For almost 125 years, PLM has insured wood manufacturers and distributors throughout the U.S. from its Philadelphia headquarters. The company took its IT infrastructure from bare metal to on-premises VMware in 2008 and into a cloud-based data center with a VMware partner in 2014.
“At the same time in 2014, we provisioned a disaster recovery site in Atlanta,” says BJ Gardner, PLM’s lead systems architect.
About a year ago, Gardner started exploring the possibility of offloading the DR site. He wanted an alternative that would be less expensive and offer better connectivity and visibility. The fact that VMware now offers a DRaaS solution made the decision to sunset the Atlanta site an easy one.
“In the end, the process is very similar — replication is replication,” says Gardner. “We weren’t worried about functionality. We lost some footprint, so we have less to worry about. We got rid of a circuit that was troublesome for us.”
The shift to a DRaaS model has also made the management of PLM’s data easier, Gardner says.
At the time of the transition, the company’s IT department was losing head count. By simplifying day-to-day data management for the company, DRaaS has allowed PLM to do more with less.
“My engineer before had to monitor jobs daily,” says Gardner. “He would monitor backup jobs, replication jobs. Now, our managed service provider handles that, so there is less daily work for us.”
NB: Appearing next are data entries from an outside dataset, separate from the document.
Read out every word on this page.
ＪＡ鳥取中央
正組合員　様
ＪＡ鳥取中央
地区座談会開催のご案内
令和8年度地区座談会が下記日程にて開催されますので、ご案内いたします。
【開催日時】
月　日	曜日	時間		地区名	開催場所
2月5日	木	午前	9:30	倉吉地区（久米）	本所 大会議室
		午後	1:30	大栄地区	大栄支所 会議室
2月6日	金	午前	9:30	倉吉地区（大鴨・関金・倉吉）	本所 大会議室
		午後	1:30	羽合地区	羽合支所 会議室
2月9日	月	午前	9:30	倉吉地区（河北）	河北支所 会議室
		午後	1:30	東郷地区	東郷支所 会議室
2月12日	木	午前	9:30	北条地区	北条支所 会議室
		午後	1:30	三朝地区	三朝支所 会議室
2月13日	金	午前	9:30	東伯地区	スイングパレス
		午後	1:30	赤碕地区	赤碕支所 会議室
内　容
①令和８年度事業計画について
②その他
Businesses Need Disaster Recovery To Keep Clients Running
For Corevist, a business-to-business commerce solutions provider established a decade ago, the decision to employ a DRaaS solution from TierPoint was driven by customer demands.
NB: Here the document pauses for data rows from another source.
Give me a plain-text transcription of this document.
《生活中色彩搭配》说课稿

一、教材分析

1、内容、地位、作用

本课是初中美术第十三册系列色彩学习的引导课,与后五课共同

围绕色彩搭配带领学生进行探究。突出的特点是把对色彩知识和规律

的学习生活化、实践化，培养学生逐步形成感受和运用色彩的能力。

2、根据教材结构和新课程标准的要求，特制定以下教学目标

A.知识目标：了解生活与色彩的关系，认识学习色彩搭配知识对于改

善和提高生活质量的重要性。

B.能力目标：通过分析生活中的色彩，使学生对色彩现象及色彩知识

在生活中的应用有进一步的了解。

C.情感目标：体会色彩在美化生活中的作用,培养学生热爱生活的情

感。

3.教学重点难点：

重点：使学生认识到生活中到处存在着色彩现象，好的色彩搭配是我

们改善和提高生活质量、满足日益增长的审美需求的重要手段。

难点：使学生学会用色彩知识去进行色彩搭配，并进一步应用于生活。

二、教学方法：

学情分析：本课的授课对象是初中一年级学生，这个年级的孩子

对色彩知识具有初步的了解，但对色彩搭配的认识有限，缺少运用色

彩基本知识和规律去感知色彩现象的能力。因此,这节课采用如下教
“We have a lot of large organizations, including Fortune 100 and 500 companies, in our portfolio; they all have very strict expectations around their critical applications,” says Justin Diana, vice president of operations.
Based in Raleigh, N.C., Corevist operates internationally across all time zones; there’s never a time when the business can go down.
Diana selected TierPoint for its recovery time objective (RTO) and recovery point objective (RPO) capabilities — under 30 minutes and under 10 minutes, respectively. The ability to be back up and running in a matter of minutes, not hours, and with less than 10 minutes’ worth of lost data more than satisfies Corevist’s clients’ needs.
“TierPoint DRaaS already had integration for our environment; it would replicate it byte for byte,” says Diana. “Literally, with the push of a button, we can replicate the entire environment in a preconfigured and waiting matching environment.”
Time is critical to Corevist’s business model, which is part of the reason the company made the decision to use a DRaaS solution.
“There are many traditional methods for recovery, if you’re not a mission-critical or business-critical system,” says Diana. “Traditional backups, offsite backups, spare hardware in your garage: Those are all viable solutions to a disaster if you have hours or days to come back up.”
That doesn’t describe most businesses. For those like Corevist that have strict RTO and RPO requirements, he says, DRaaS can be the best path to meeting those needs.